New Strategies to Promote Stable Employment and Career Progression
An Introduction to the Employment Retention and Advancement Project
Welfare reform has dramatically increased the need for effective strategies to help low-income parents work more steadily and advance in the labor market. Although much has been learned about how to help welfare recipients prepare for and find jobs, the Employment Retention and Advancement (ERA) evaluation is the most comprehensive effort thus far to learn what works in promoting stable employment and career progression for welfare recipients and other low-income workers.
Conceived and sponsored by the Administration for Children and Families (ACF) in the U.S. Department of Health and Human Services (HHS), the evaluation is being conducted under contract by the Manpower Demonstration Research Corporation (MDRC). As of fall 2001, a total of 15 ERA demonstration projects were operating or under development in nine states. Because the projects typically aim to help families for whom welfare reform efforts have been less successful, nearly all target current or former recipients of Temporary Assistance for Needy Families (TANF).
Key findings
- Aligning goals and target groups. Building on prior studies showing that many welfare recipients are able to retain employment, several of the ERA projects target narrower “hard to employ” groups that have demonstrated difficulty finding or holding jobs. Other projects target low-income working parents and focus specifically on helping participants advance to higher-paying jobs. A final group of projects has mixed goals: Most of these programs target welfare recipients who are seeking work, focusing first on placing participants into good jobs, next on stabilizing their employment, and finally on helping them advance.
- Redefining case management. ERA planners sought to learn from earlier projects such as the Post-Employment Services Demonstration (PESD), which found that follow-up case management did not improve employment retention. In most of the ERA projects, Case management is seen not as the main service strategy but as the starting point to deliver other services or activities, such as education and training, financial incentives, career planning, rehabilitation services, and job search assistance. In several projects, case managers aim to build relationships with individuals who are searching for work that will be beneficial in the post-employment phase.
- Early implementation lessons. The ERA evaluation has already demonstrated some of the issues in implementing relatively large-scale retention and advancement programs. Encouraging and maintaining the participation of low-wage working parents is an ongoing challenge; sites are responding with aggressive outreach, tailored services, financial incentives, and advancement strategies that do not rely on traditional classroom-based education and training. The agencies that provide ERA services have restructured staff roles, trained staff to take on new responsibilities, and lowered worker caseloads — even as they forge the new linkages and interagency partnerships that are vital to delivering retention and advancement services.
Each ERA project is being evaluated using a research design that assigns people, by chance, either to a program group that receives the new services or to a control group that receives the services that were available before ERA was developed.
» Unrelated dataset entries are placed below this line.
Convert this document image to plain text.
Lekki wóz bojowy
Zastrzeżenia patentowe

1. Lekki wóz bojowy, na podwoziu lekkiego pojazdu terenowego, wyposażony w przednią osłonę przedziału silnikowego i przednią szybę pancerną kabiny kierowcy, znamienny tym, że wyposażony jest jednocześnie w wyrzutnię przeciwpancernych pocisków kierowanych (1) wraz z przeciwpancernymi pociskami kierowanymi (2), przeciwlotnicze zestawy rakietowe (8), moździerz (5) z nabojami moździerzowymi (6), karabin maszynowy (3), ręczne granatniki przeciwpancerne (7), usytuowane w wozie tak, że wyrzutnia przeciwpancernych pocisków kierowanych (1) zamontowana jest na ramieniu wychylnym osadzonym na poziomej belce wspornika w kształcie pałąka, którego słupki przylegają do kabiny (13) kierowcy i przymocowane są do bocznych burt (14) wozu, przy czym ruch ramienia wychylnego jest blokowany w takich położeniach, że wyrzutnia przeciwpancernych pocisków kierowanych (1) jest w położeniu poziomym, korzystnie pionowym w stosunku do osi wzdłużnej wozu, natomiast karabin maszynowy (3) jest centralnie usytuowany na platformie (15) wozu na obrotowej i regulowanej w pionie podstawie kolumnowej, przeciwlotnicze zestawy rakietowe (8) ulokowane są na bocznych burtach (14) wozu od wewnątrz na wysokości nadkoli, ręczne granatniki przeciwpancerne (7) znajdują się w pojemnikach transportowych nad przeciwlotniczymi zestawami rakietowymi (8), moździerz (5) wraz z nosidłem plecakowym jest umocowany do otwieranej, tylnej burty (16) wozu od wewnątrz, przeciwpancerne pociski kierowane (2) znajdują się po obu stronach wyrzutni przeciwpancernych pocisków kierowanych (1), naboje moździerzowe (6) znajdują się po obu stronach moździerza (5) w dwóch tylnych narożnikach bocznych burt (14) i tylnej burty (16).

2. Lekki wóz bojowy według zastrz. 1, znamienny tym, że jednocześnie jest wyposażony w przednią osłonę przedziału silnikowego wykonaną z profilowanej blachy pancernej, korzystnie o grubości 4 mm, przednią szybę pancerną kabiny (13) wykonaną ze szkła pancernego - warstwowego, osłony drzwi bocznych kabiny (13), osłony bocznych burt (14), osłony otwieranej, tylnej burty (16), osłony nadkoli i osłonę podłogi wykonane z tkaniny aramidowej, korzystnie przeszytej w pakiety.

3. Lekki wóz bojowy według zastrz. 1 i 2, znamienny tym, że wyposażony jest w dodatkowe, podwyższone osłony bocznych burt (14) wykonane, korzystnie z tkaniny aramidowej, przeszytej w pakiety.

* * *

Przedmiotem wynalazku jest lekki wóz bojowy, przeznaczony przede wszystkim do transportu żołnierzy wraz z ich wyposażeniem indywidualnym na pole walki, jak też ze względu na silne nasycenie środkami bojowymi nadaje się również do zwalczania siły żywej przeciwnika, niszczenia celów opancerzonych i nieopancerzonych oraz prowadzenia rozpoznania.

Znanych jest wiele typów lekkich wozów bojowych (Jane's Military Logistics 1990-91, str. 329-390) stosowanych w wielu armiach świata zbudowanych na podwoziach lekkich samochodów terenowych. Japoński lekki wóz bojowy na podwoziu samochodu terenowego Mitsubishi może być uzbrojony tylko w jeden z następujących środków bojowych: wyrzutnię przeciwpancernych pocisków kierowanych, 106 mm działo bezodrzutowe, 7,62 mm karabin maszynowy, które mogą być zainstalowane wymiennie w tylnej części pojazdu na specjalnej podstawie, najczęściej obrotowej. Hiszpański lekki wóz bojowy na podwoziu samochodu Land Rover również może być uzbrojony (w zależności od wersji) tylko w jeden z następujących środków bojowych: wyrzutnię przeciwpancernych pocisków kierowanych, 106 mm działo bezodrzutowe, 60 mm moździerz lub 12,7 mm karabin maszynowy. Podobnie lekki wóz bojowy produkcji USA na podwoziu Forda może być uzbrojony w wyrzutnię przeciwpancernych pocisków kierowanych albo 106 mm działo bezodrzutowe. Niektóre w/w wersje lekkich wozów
MDRC will follow the two groups for up to three years and will produce both site-specific and crosscutting reports describing the programs and assessing their effects.
The states’ strong commitment to the ERA projects — even in the face of mounting budget pressures — suggests that their vision of welfare reform includes a focus on long-term self-sufficiency for families. The states’ ability to sustain and expand these efforts will likely depend on whether the funding level and the flexible approach of the 1996 welfare law are maintained when the TANF block grant is reauthorized.